A newborn baby boy lodged in a sewage pipe directly beneath a toilet has been rescued by firefighters in eastern China.
Suggestions that the child had been dumped have been revised after it emerged that the 22-year-old unmarried mother of the baby was the one who raised the alarm.
According to a police source in Jinhua, in the eastern province of Zhejiang, the woman gave birth unexpectedly when she went to the lavatory on Saturday, and the newborn fell into the squat toilet.
The mother, who had hidden her pregnancy, telephoned her landlord, claiming she heard "weird noises" in the pipe, and the proprietor called police after spotting the infant.
Firefighters had to remove the pipe, reported to be 10cm (three inches) in diameter, and take it to a nearby hospital, where doctors carefully cut around it to rescue the baby inside.
They spent nearly an hour taking the tube apart piece by piece with pliers and saws and finally recovered the 5lb (2.3kg) boy, whose placenta was still attached.
From the time he was found until when he was taken out, the child - named Baby 59 from the number of his hospital incubator - was stuck in the tube for two to three hours, according to the policeman who declined to be named.
"The woman was on the scene during the entire rescue process ... and admitted (she was the mother) when we asked her," he said, adding they were still looking for the boy's father.
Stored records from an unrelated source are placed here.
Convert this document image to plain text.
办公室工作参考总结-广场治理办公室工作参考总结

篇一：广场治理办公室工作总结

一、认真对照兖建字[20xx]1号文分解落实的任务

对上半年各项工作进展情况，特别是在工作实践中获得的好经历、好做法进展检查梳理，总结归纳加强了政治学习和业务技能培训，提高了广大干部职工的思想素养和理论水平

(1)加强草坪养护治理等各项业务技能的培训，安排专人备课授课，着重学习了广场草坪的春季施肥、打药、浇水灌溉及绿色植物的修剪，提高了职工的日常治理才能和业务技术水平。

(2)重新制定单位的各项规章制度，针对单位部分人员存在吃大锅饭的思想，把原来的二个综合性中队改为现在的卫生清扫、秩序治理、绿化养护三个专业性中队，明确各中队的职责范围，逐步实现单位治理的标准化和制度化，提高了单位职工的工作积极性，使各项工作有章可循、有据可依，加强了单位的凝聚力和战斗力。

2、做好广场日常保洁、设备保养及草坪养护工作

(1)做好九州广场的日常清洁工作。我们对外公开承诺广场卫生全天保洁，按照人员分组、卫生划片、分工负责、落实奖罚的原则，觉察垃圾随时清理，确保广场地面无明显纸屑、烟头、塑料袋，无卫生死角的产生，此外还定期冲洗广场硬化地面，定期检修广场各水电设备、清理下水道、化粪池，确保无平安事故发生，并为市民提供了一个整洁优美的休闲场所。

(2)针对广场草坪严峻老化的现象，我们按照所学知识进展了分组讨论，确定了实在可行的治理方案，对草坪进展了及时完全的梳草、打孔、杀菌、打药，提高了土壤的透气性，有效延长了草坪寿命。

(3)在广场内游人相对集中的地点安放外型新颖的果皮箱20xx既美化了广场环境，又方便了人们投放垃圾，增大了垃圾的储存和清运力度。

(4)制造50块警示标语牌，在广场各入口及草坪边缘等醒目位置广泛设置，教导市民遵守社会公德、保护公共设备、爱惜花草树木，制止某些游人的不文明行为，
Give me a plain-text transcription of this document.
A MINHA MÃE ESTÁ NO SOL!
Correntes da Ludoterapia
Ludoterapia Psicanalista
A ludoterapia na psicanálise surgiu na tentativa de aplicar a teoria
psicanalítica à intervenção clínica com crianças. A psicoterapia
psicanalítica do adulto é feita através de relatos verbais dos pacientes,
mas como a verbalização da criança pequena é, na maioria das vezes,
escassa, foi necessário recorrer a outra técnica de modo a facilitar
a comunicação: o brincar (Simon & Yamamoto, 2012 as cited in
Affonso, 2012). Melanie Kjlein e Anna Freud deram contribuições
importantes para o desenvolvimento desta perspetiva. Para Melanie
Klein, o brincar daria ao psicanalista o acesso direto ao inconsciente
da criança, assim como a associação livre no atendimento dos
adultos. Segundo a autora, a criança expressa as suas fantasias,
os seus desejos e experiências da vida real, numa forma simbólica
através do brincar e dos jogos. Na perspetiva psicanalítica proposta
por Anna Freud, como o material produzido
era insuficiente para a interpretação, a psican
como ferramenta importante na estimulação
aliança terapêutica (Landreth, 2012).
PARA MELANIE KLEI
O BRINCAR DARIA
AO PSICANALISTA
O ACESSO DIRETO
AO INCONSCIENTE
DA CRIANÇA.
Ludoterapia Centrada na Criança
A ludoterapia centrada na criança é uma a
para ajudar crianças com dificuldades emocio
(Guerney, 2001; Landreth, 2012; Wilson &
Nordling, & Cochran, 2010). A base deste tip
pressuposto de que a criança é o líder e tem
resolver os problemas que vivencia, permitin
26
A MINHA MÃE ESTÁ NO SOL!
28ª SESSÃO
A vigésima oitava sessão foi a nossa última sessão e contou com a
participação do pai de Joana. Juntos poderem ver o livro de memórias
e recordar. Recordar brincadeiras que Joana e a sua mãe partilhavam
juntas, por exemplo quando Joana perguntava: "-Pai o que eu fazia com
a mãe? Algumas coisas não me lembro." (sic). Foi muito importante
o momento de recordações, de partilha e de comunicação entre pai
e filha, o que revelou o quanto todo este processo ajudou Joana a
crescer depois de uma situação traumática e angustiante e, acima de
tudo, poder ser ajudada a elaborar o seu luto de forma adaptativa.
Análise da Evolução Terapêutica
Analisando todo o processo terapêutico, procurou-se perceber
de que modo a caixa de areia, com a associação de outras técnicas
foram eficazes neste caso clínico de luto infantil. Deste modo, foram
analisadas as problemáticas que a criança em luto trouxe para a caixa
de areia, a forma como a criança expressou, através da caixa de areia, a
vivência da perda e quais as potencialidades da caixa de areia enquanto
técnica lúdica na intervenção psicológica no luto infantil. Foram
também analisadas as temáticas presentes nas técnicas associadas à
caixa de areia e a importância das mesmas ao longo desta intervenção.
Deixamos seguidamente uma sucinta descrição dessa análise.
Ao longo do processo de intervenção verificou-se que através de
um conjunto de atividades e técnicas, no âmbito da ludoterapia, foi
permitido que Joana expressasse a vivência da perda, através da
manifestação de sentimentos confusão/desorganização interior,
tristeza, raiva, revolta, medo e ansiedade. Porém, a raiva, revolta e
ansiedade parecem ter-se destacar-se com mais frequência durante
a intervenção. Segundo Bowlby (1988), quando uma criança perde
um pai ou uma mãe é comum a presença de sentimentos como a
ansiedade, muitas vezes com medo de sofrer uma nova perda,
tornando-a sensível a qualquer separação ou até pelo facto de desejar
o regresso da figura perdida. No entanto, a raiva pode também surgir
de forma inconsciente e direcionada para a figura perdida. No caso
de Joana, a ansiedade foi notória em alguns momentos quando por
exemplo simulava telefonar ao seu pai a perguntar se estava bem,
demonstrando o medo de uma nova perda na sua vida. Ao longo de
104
"We need further investigations to find out if she had any malicious intentions" before deciding whether the mother would be charged, he added.
According to the officer: "The baby is very healthy now and can be released from the hospital."
But the mother was in a serious condition due to complications from the delivery, he added.
Video footage of the rescue was broadcast nationally overnight before details of the unexpected birth emerged.
The news triggered hundreds of thousands of comments on China's hugely popular Weibo service, which is similar to Twitter, with users expressing good wishes for the baby.
One user, If-Free, said watching the rescue left her distraught.
"Seeing the little one wriggling and groaning as the pipe was torn apart bit by bit wrings my heart ... You've lived through the hardest moment in your life and your future will definitely be smooth," she said.
There are frequent reports in Chinese media of babies being abandoned, often shortly after birth.
The problem is attributed to factors such as young mothers unaware they were pregnant, the birth of an unwanted girl in a society which puts greater value on boys or China's strict family planning rules.